ImClone Systems Inc. filed a lawsuit against its founder and former CEO, Sam Waksal, claiming he destroyed documents possibly relevant to a government investigation of the company's business practices.
The New York-based company, now headed by Waksal's younger brother, Harlan Waksal, is seeking repayment of a $7 million lump sum given to Sam Waksal upon his resignation in May. ImClone also wants cancellation of stock options that vested as a result of the separation agreement, as well as repayment of legal fees and expenses.
ImClone's stock (NASDAQ:IMCL) moved up $1.08 Thursday, or 13.6 percent, to close at $9.02.
The lawsuit, filed in New York State Supreme Court, comes just days after Waksal, 54, pleaded innocent to insider trading and fraud charges associated with the FDA's rejection of a rolling biologics license application for the investigational cancer drug Erbitux.
The SEC and the House Energy and Commerce Commission have been investigating Waksal and his business dealings related to ImClone for several months now. (See BioWorld Today, June 13, 2002; June 14, 2002; and June 18, 2002.)

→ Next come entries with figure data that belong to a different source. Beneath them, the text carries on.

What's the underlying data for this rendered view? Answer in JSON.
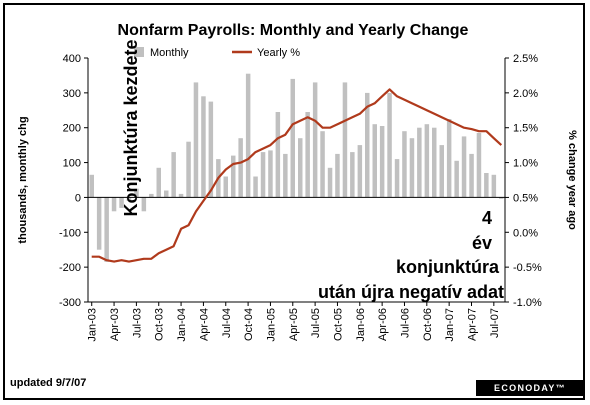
{
  "chart_data": {
    "type": "bar+line",
    "title": "Nonfarm Payrolls: Monthly and Yearly Change",
    "ylabel_left": "thousands, monthly chg",
    "ylabel_right": "% change year ago",
    "ylim_left": [
      -300,
      400
    ],
    "ylim_right": [
      -1.0,
      2.5
    ],
    "yticks_left": [
      "400",
      "300",
      "200",
      "100",
      "0",
      "-100",
      "-200",
      "-300"
    ],
    "yticks_right": [
      "2.5%",
      "2.0%",
      "1.5%",
      "1.0%",
      "0.5%",
      "0.0%",
      "-0.5%",
      "-1.0%"
    ],
    "legend": [
      "Monthly",
      "Yearly %"
    ],
    "legend_position": "top",
    "x_tick_labels": [
      "Jan-03",
      "Apr-03",
      "Jul-03",
      "Oct-03",
      "Jan-04",
      "Apr-04",
      "Jul-04",
      "Oct-04",
      "Jan-05",
      "Apr-05",
      "Jul-05",
      "Oct-05",
      "Jan-06",
      "Apr-06",
      "Jul-06",
      "Oct-06",
      "Jan-07",
      "Apr-07",
      "Jul-07"
    ],
    "months": [
      "Jan-03",
      "Feb-03",
      "Mar-03",
      "Apr-03",
      "May-03",
      "Jun-03",
      "Jul-03",
      "Aug-03",
      "Sep-03",
      "Oct-03",
      "Nov-03",
      "Dec-03",
      "Jan-04",
      "Feb-04",
      "Mar-04",
      "Apr-04",
      "May-04",
      "Jun-04",
      "Jul-04",
      "Aug-04",
      "Sep-04",
      "Oct-04",
      "Nov-04",
      "Dec-04",
      "Jan-05",
      "Feb-05",
      "Mar-05",
      "Apr-05",
      "May-05",
      "Jun-05",
      "Jul-05",
      "Aug-05",
      "Sep-05",
      "Oct-05",
      "Nov-05",
      "Dec-05",
      "Jan-06",
      "Feb-06",
      "Mar-06",
      "Apr-06",
      "May-06",
      "Jun-06",
      "Jul-06",
      "Aug-06",
      "Sep-06",
      "Oct-06",
      "Nov-06",
      "Dec-06",
      "Jan-07",
      "Feb-07",
      "Mar-07",
      "Apr-07",
      "May-07",
      "Jun-07",
      "Jul-07",
      "Aug-07"
    ],
    "series": [
      {
        "name": "Monthly",
        "kind": "bar",
        "color": "#c0c0c0",
        "values": [
          65,
          -150,
          -185,
          -40,
          -30,
          -10,
          25,
          -40,
          10,
          85,
          20,
          130,
          10,
          160,
          330,
          290,
          275,
          110,
          60,
          120,
          170,
          355,
          60,
          130,
          135,
          245,
          125,
          340,
          170,
          245,
          330,
          190,
          85,
          125,
          330,
          130,
          150,
          300,
          210,
          205,
          300,
          110,
          190,
          170,
          200,
          210,
          200,
          150,
          225,
          105,
          175,
          125,
          185,
          70,
          65,
          -4
        ]
      },
      {
        "name": "Yearly %",
        "kind": "line",
        "color": "#b03a1c",
        "values": [
          -0.35,
          -0.35,
          -0.4,
          -0.42,
          -0.4,
          -0.42,
          -0.4,
          -0.38,
          -0.38,
          -0.3,
          -0.25,
          -0.2,
          0.05,
          0.1,
          0.3,
          0.45,
          0.6,
          0.78,
          0.9,
          0.98,
          1.0,
          1.05,
          1.15,
          1.2,
          1.25,
          1.35,
          1.4,
          1.55,
          1.6,
          1.65,
          1.6,
          1.5,
          1.5,
          1.55,
          1.6,
          1.65,
          1.7,
          1.8,
          1.85,
          1.95,
          2.05,
          1.95,
          1.9,
          1.85,
          1.8,
          1.75,
          1.7,
          1.65,
          1.6,
          1.55,
          1.5,
          1.48,
          1.45,
          1.45,
          1.35,
          1.25
        ]
      }
    ],
    "annotations": [
      {
        "text": "Konjunktúra kezdete"
      },
      {
        "text": "4 év konjunktúra után újra negatív adat"
      }
    ],
    "grid": false
  },
  "footer": {
    "updated": "updated 9/7/07",
    "brand": "ECONODAY™"
  }
}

And according to ImClone's second-quarter financial report released Wednesday, "The company has recently learned that Dr. Waksal, in contravention of company policy, directed the destruction of certain documents that were, or could be perceived to be, material to the pending government investigations."
ImClone officials were not available for comment Thursday.
While Waksal is facing the possibility of a prison term on several counts, including a charge that he advised family members and a friend - Martha Stewart, CEO of Martha Stewart Living Omnimedia Inc. - to sell stock ahead of the FDA's rejection, Harlan is trying to get Erbitux to market.
ImClone and its partner, New York-based Bristol-Myers Squibb Co., are hoping that re-analyzed data from earlier studies, along with data from development partner Merck KGaA, of Darmstadt, Germany, will be enough to win FDA approval for Erbitux (cetuximab) as a treatment for colorectal cancer. (See BioWorld Today, May 23, 2002.)
Resolving those problems could take until next year. As for U.S. colorectal cancer patients, they received a new treatment option Monday when the FDA approved Eloxatin (oxaliplatin for injection) following a 46-day priority review. Sanofi-Synthelabo, of Paris, said Eloxatin should be on the market by the end of August. Eloxatin is already marketed in 55 countries.
Eloxatin in combination with infusional 5-FU/LV was approved for an unmet medical need in patients whose advanced colorectal cancer has recurred or progressed following bolus 5-FU/LV plus irinotecan therapy. Erbitux is a monoclonal antibody designed to target and block the epidermal growth factor receptor and treat irinotecan-refractory colorectal cancer.
In its financials, ImClone said total revenues for the second quarter were $11.6 million as compared with $3.9 million for the second quarter 2001. The net loss was $43.1 million, or 59 cents per common share, compared with a net loss of $29.5 million, or 44 cents per common share for the same period in 2001.
Revenues included $1.5 million from license fees and $2.4 million from the amended commercial agreement with Bristol-Myers Squibb. ImClone also received $7.5 million in collaborative agreement revenue through the Merck deal.
ImClone had $351.6 million in cash, cash equivalents and securities as of June 30. The company received a non-refundable $140 million cash payment upon signing the amended Bristol-Myers deal in March 2002. (See BioWorld Today, March 7, 2002.)